He points in the direction of Penn Station. I shake my head. He nods with mock gravity. “Ah yes—you
are
a true American. Nomadic. Romantic. Appearing out of nowhere to stake your claim on a place of dreams. Down the highway with you.”

I look at the clock. He doesn't. He points over my shoulder toward the Port Authority. “You know I got here early and I got confused, so I went to the station to look for you. You're taking a Greyhound, right?”

I nod weakly.

“Right. Well, there isn't a 5:15. There's a 5:33—express to Providence and Boston. Is that it?”

“Yeah.”

“Really?”

“Really.”

He taps his wrist again, then points north. “Skedaddle.” He holds out his hand as if to shake, but he's pinching something in it—a folded bill. I hesitate. He pushes it at me.

“For your eczema.”

I look down, shuffle, reshoulder my bag.

“No, I owe you. Anyway, I'm set for a while. I'll try and get you more later.” I take the bill and put it in my pocket without looking at it. We shake. He slaps me on the shoulder. “All right, captain. I'll be seeing ya.” He starts to turn away.

“Hey, Gav?” I mumble.

He cocks his head to one side, smiles, and croons in a baritone.
“Mmm-yess.”

“What's the B-side of oblivion?”

“Pardon?”

“Its inverse.”

He smiles mischievously, squints. His eyes move slowly back and forth and upward behind the lids, as though watching something secretly ascend. He opens his eyes. They're bright. He leans in and whispers.

“Heaven.”
And leans back.

“Is there beer in heaven?”

He rubs his whiskers.
“Mmmm-yess.”

“Can we drink it?”

He smiles wider, clasps his hands together, and croons again.

“Why, mm-yesss.”
He waves, points uptown, and whispers, “Godspeed,
brathir.”

20

Port Authority Bus Station is crowded and noisy, so I get on line without thinking. I don't feel sick or weak, just tired. That feeling grounds me, though—my limbs and eyeballs pulsing. It keeps me, oddly enough, awake on line—mindlessly though. I don't even think about Gavin's money until I'm given back change for a hundred.

I have a little time, so I go to the men's room to change. Strange: no junkies, no winos, just people going to the bathroom. I know it's filthy and it stinks, but my senses seem to get it only in part.
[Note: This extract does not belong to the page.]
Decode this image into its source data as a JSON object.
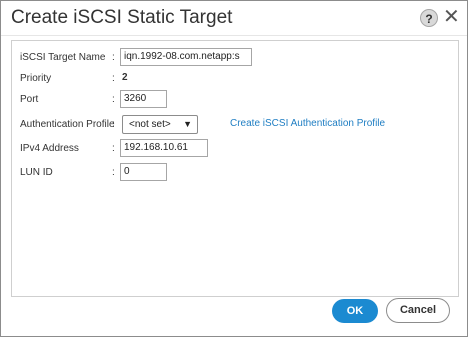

I lock myself into a stall, knowing that I should feel a certain terror, but I don't. I don't even mind letting my bare feet touch the floor when I change my socks. I wash my face and look into the polished steel mirror.
Come and get your beating.
Out of the wool suit I feel the chilly air. This place is conditioned for summer's dog days, not its temperate ones. Now a shiver. I tell myself that it's the caffeine and hunger.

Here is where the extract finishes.